Beating the Washington Wizards 96-85 on Wednesday night, the Pistons head into the All-Star break with the feeling of success still fresh in their minds. Breaking on a high note is great, but the real value of Wednesday's victory was in the success that the Pistons' recent duel point guard backcourt had in the fourth quarter. The only hold-up was that the guard combination having most of the success wasn't the one the Pistons are investing their future in.
While many have been rooting for the Jose Calderon, Brandon Knight combination to flourish, Knight doesn't yet seem able to handle the shooting guard duties. In the six games since moving to the two, Knight has reached double figures just twice and has gotten to the free throw line only nine times total. For a Pistons team looking to collect wins anyway they can, having a starting shooting guard who can't score consistently and won't get himself to the line is a problem.
Before you go out and blame the structure of the duel point guard lineup, Wednesday night was proof enough that the prior issues may have more to do with personnel.
The fourth quarter of Wednesday's game was mostly back-and-forth until Will Bynum and Calderon found themselves on the floor together.
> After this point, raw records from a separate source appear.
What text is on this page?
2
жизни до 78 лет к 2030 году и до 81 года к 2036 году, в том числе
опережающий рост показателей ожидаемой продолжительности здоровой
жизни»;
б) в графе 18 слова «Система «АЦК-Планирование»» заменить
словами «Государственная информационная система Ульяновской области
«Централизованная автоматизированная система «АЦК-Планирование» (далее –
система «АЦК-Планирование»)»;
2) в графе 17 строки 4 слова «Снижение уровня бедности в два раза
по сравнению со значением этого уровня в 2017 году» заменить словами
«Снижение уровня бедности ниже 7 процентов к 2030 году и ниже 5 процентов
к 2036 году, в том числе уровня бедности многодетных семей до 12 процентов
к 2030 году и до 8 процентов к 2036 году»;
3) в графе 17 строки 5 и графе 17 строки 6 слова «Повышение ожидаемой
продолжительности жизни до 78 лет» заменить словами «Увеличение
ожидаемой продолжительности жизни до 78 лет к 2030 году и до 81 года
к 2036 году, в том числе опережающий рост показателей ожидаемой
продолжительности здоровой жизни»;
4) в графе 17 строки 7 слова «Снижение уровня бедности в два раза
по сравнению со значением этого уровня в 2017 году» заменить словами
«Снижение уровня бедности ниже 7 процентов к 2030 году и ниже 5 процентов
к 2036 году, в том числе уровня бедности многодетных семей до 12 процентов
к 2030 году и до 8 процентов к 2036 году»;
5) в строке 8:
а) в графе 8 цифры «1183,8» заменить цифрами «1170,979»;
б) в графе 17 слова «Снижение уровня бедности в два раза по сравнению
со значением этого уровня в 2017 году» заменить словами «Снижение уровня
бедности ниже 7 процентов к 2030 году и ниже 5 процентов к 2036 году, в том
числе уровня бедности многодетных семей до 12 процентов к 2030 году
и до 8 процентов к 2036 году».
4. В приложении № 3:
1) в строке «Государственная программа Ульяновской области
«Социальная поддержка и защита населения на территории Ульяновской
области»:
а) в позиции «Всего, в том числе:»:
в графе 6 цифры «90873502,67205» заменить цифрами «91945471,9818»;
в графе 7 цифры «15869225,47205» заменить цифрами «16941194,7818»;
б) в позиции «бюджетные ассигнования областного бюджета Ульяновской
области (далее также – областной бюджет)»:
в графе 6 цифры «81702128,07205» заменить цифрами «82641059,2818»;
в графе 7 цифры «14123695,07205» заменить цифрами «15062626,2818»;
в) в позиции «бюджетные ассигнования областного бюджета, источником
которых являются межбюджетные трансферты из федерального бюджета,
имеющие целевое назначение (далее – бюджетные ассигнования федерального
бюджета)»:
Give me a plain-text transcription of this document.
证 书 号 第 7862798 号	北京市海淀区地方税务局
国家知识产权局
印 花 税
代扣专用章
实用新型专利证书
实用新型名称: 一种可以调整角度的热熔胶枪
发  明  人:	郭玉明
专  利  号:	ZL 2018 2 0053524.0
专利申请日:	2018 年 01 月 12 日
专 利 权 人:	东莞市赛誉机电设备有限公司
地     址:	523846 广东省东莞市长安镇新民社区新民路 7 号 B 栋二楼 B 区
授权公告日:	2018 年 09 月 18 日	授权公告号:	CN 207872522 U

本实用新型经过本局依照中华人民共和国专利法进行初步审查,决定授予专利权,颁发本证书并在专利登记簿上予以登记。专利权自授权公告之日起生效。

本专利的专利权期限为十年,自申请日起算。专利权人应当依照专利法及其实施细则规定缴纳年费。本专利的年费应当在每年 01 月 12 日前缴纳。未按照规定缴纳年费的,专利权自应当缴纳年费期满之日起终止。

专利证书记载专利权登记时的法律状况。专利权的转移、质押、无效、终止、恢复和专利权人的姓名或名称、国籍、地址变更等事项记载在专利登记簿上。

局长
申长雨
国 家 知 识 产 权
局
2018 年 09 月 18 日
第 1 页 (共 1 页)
With the score tied at 76 and nearly five minutes on the fourth quarter clock, Calderon and Bynum put on a two-guard display that the Pistons wouldn't have won the game without. Of the 20 points the Pistons scored in the game's final five minutes, Bynum and Calderon accounted for 14 of them.
Pushing Calderon to the off-guard spot, Bynum handled the point guard duties for the final push. Bynum was able to drive the lane for a layup, draw a foul and get to the charity strip, or drive and dish for open jumpers. Bynum had 10 points total during the fourth quarter, but eight of those points came during the five minute span when he and Calderon shared the backcourt. There were only three assists handed out in the game's final five minutes, and all came from Will Bynum passes.
Calderon played off Bynum well, scoring six points in the final five minutes while playing shooting guard. Calderon's late-game scoring came on two, three-point makes off Bynum assists.
Wednesday night shouldn't serve as a cry to start the Bynum-Calderon tandem, it only shows that the Pistons are capable of having success with a duel point guard lineup. That's a big thing, by the way. The Pistons hadn't experienced a great deal of success playing Bynum and Calderon together before Wednesday night, and that lack of options cost the Pistons in moments when it seemed as if a struggling Knight was the only option Lawrence Frank had. Now that Frank has had success with Bynum and Calderon, there's more flexibility within the multi-guard lineup. Another big thing as Frank's late-game lineup decisions are never set in stone, but are rather the product of in-game success.